The bottleneck of Smartphone development
From the explosion of Samsung Note 7 to the automatic shutdown of Apple's iPhone 6S in recent years, two of the world's largest smartphone companies have broken down on battery issues. With the rapid iteration of screen, motherboard and computing speed, smartphones increasingly expose a short board, battery technology, which may be difficult to overcome in a year or two.
Why is the bottleneck battery in Smartphone development a nightmare for mobile phone manufacturers?
Small batteries tripping technology giants
Although Samsung has not yet made clear the exact cause of the Note 7 explosion, the truth is not far away from outside speculation. Samsung crammed many new technologies into Note 7, such as handwriting pens, frameless displays, iris recognition, and rushed to market before Apple's new iPhone, ignoring battery safety.
In order to meet the needs of users for longer endurance, Samsung increased the battery capacity of Note 7 from 3000 mAh of Note 5 to 3500 mAh, which made the battery smaller and added the fast charging function, which put a test on the manufacturing technology and technology of the battery.
Samsung said in a statement issued by Samsung: "We learned from our investigation that there is an isolated problem with battery batteries. When the positive and negative electrodes of the battery contact, the battery cell will overheat. This is due to a very rare manufacturing process problem. "

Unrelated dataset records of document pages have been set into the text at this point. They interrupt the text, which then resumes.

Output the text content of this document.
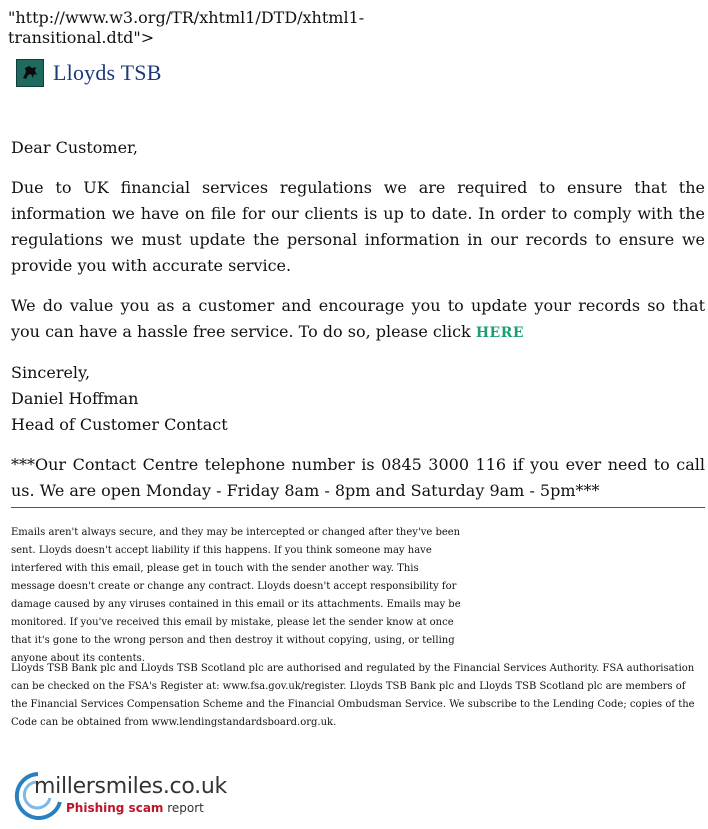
"http://www.w3.org/TR/xhtml1/DTD/xhtml1-transitional.dtd">
Lloyds TSB

Dear Customer,

Due to UK financial services regulations we are required to ensure that the information we have on file for our clients is up to date. In order to comply with the regulations we must update the personal information in our records to ensure we provide you with accurate service.

We do value you as a customer and encourage you to update your records so that you can have a hassle free service. To do so, please click HERE

Sincerely,
Daniel Hoffman
Head of Customer Contact

***Our Contact Centre telephone number is 0845 3000 116 if you ever need to call us. We are open Monday - Friday 8am - 8pm and Saturday 9am - 5pm***

Emails aren't always secure, and they may be intercepted or changed after they've been sent. Lloyds doesn't accept liability if this happens. If you think someone may have interfered with this email, please get in touch with the sender another way. This message doesn't create or change any contract. Lloyds doesn't accept responsibility for damage caused by any viruses contained in this email or its attachments. Emails may be monitored. If you've received this email by mistake, please let the sender know at once that it's gone to the wrong person and then destroy it without copying, using, or telling anyone about its contents.
Lloyds TSB Bank plc and Lloyds TSB Scotland plc are authorised and regulated by the Financial Services Authority. FSA authorisation can be checked on the FSA's Register at: www.fsa.gov.uk/register. Lloyds TSB Bank plc and Lloyds TSB Scotland plc are members of the Financial Services Compensation Scheme and the Financial Ombudsman Service. We subscribe to the Lending Code; copies of the Code can be obtained from www.lendingstandardsboard.org.uk.
millersmiles.co.uk
Phishing scam report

In contrast, Apple is relatively conservative in updating smartphone batteries. The battery capacity of the 6S is only 1 715 mAh and the Plus of the 6S is only 2 750 mA, but this does not prevent the problem of the battery.
The recent massive auto-shutdown of the iPhone 6S eventually forced Chinese users to take steps to replace some of the problematic cell phone batteries.
In fact, the headache of lithium batteries is not unique to the smartphone industry. It can be said that the safety and reliability of lithium-ion batteries have become the sword of Damocles of many technological giants. At present, no technology company in the world can guarantee the safety of lithium batteries by 100%, and the recall of new products due to battery defects is not rare.
As early as 2006, Dell recalled 4 million laptops because of battery problems; at the end of 2015, the electric car made by technology giant Tesla was burned by lithium battery spontaneous combustion. In April this year, Toshiba, Japan, was vulnerable to defects in its lithium-ion batteries for laptops.
Mobile phone battery development encounters bottlenecks
How to produce more durable and safe batteries has gradually become a difficult problem to be solved in the smartphone industry.
According to a report released by Deloitte, an IT consulting service company, the battery life of mobile phones will be a key factor affecting consumers'choice to buy mobile phones.
In recent two years, the emergence of fast charging technology has solved the problem of long charging time for mobile phones. However, in terms of battery endurance and safety, the improvement efforts are still very small. With the increasingly comprehensive functions of smart phones, users will have higher and higher requirements for battery performance, but the current technology is still unable to fully meet the needs of users, mobile phone battery technology research and development is encountering bottlenecks.
The problem lies in the nature of lithium batteries. As the lightest metal on earth, lithium carries more electrons than any other metal. At the same time, excessive activity of lithium can easily lead to safety problems, low energy density and high storage cost.
Scientists are trying to solve this problem with new materials and structures. Last year, Apple applied for two new patents, called "Fuel Cell System for Portable Computing Devices" and "Fuel Cell System Coupling for Portable Computing Devices". By name, the two patents suggest that Apple may be exploring the use of fuel cell technology to address the durability of its iPhone, iPad and Macbook computers.
Stanford University in the United States is developing a thin film, after this film treatment, lithium batteries store about five times the total energy of the same quality lithium batteries.
Hot melting recalled 100,000 products.